Below is a sample of building and running a docker image for Hortonworks HDP 2.2 cluster.
Collect the client configuration files Get the *-site.xml files from a working Hadoop client node, to a local folder say "~/hadoop-conf/";
The kylin.properties file is the main configuration file for Kylin; you need prepare such a file and put it to the "~/hadoop-conf/" folder, together with other conf files; suggest to double check the parameters in it; e.g, the "kylin.metadata.url" points to the right metadata table, "kylin.hdfs.working.dir" is an existing HDFS folder and you have permission to write, etc.

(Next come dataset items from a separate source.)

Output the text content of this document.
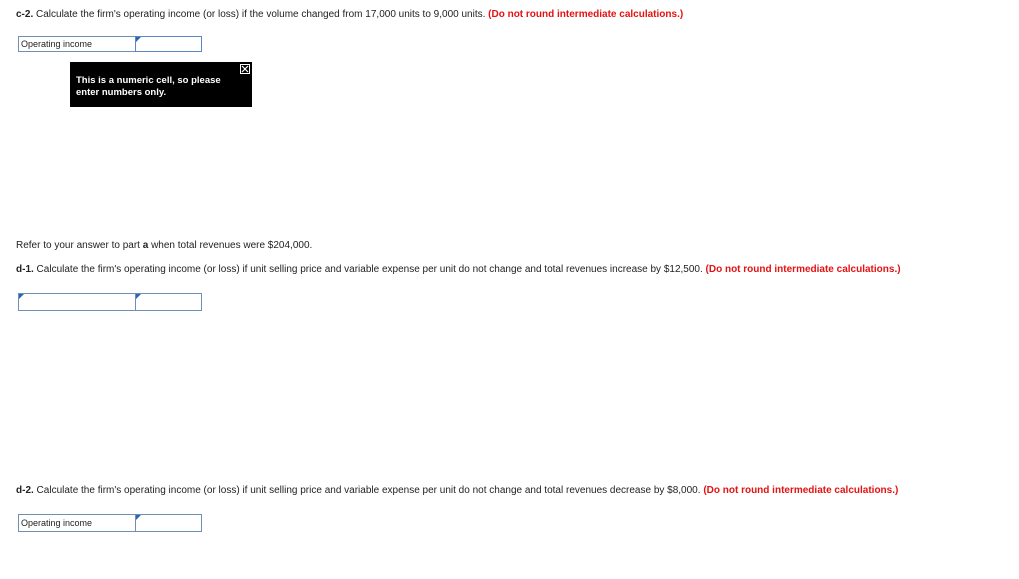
c-2. Calculate the firm's operating income (or loss) if the volume changed from 17,000 units to 9,000 units. (Do not round intermediate calculations.)
Operating income
This is a numeric cell, so please enter numbers only.
Refer to your answer to part a when total revenues were $204,000.
d-1. Calculate the firm's operating income (or loss) if unit selling price and variable expense per unit do not change and total revenues increase by $12,500. (Do not round intermediate calculations.)
d-2. Calculate the firm's operating income (or loss) if unit selling price and variable expense per unit do not change and total revenues decrease by $8,000. (Do not round intermediate calculations.)
Operating income
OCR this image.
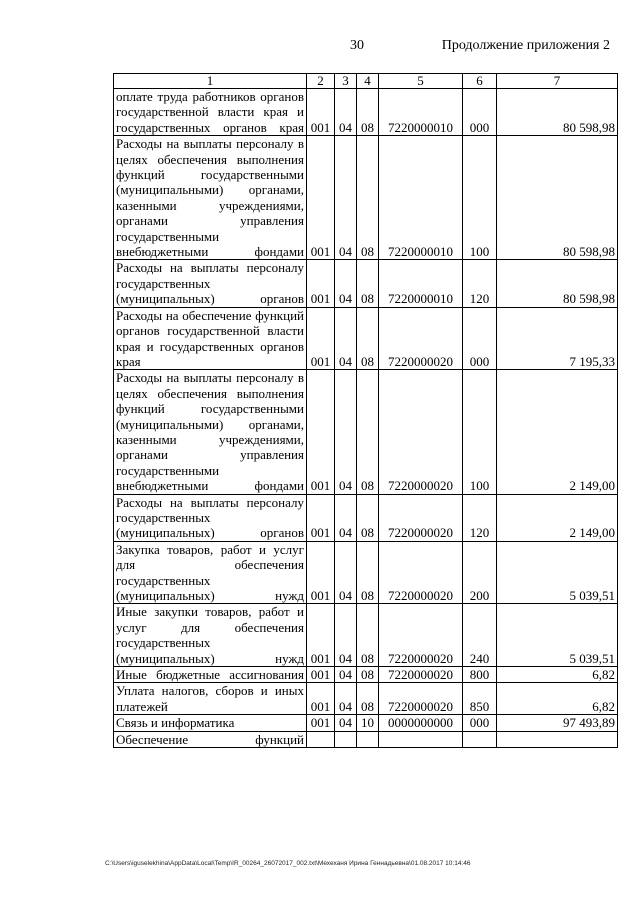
30	Продолжение приложения 2
1	2	3	4	5	6	7
оплате труда работников органов государственной власти края и государственных органов края	001	04	08	7220000010	000	80 598,98
Расходы на выплаты персоналу в целях обеспечения выполнения функций государственными (муниципальными) органами, казенными учреждениями, органами управления государственными внебюджетными фондами	001	04	08	7220000010	100	80 598,98
Расходы на выплаты персоналу государственных (муниципальных) органов	001	04	08	7220000010	120	80 598,98
Расходы на обеспечение функций органов государственной власти края и государственных органов края	001	04	08	7220000020	000	7 195,33
Расходы на выплаты персоналу в целях обеспечения выполнения функций государственными (муниципальными) органами, казенными учреждениями, органами управления государственными внебюджетными фондами	001	04	08	7220000020	100	2 149,00
Расходы на выплаты персоналу государственных (муниципальных) органов	001	04	08	7220000020	120	2 149,00
Закупка товаров, работ и услуг для обеспечения государственных (муниципальных) нужд	001	04	08	7220000020	200	5 039,51
Иные закупки товаров, работ и услуг для обеспечения государственных (муниципальных) нужд	001	04	08	7220000020	240	5 039,51
Иные бюджетные ассигнования	001	04	08	7220000020	800	6,82
Уплата налогов, сборов и иных платежей	001	04	08	7220000020	850	6,82
Связь и информатика	001	04	10	0000000000	000	97 493,89
Обеспечение функций						
C:\Users\iguselekhina\AppData\Local\Temp\IR_00264_26072017_002.txt\Мехеханя Ирина Геннадьевна\01.08.2017 10:14:46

- Clone this repository, checkout the correct branch;
git clone https://github.com/Kyligence/kylin-docker cd kylin-docker git checkout kylin152-hdp22
- Copy the client configuration files to "kylin-docker/conf" folder, overwriting those template files;
cp -rf ~/hadoop-conf/* conf/
- Build docker image, which may take a while, just take a cup of tea;
docker build -t kyligence/kylin:152 .
After the build finished, should be able to see the image with "docker images" commmand;
[root@ip-10-0-0-38 ~]# docker images REPOSITORY TAG IMAGE ID CREATED VIRTUAL SIZE kyligence/kylin 152 7ece32097fa3 About an hour ago 3.043 GB
- Now you can run a contianer with the bootstrap command (in which will start Kylin server). The "-bash" argument is telling to keep in bash so you can continue to run bash commands; If don't need, you can use the "-d" argument:
[root@ip-10-0-0-38 ~]# docker run -i -t -p 7070:7070 kyligence/kylin:152 /etc/bootstrap.sh -bash Generating SSH1 RSA host key: [ OK ] Starting sshd: [ OK ] KYLIN_HOME is set to /usr/local/kylin/bin/../ kylin.security.profile is set to ldap 16/06/30 04:50:31 WARN conf.HiveConf: HiveConf of name hive.optimize.mapjoin.mapreduce does not exist 16/06/30 04:50:31 WARN conf.HiveConf: HiveConf of name hive.heapsize does not exist 16/06/30 04:50:31 WARN conf.HiveConf: HiveConf of name hive.server2.enable.impersonation does not exist 16/06/30 04:50:31 WARN conf.HiveConf: HiveConf of name hive.auto.convert.sortmerge.join.noconditionaltask does not exist Logging initialized using configuration in file:/etc/hive/conf/hive-log4j.properties HCAT_HOME not found, try to find hcatalog path from hadoop home A new Kylin instance is started by , stop it using "kylin.sh stop" Please visit http://<ip>:7070/kylin You can check the log at /usr/local/kylin/bin/..//logs/kylin.log
After a minute, you can open web browser with address http://host:7070/kylin , here the "host" is the hostname or IP address of the hosting machine which runs Docker; Its 7070 port will redirect to the contianer's 7070 port as we specified in the "docker run" command; You can change to other port as you like.
Now you can use Kylin as usually: import Hive tables, design cubes, build, query, etc.
Thanks to SequenceIQ's hadoop-docker and other projects, which inspires us on developing this.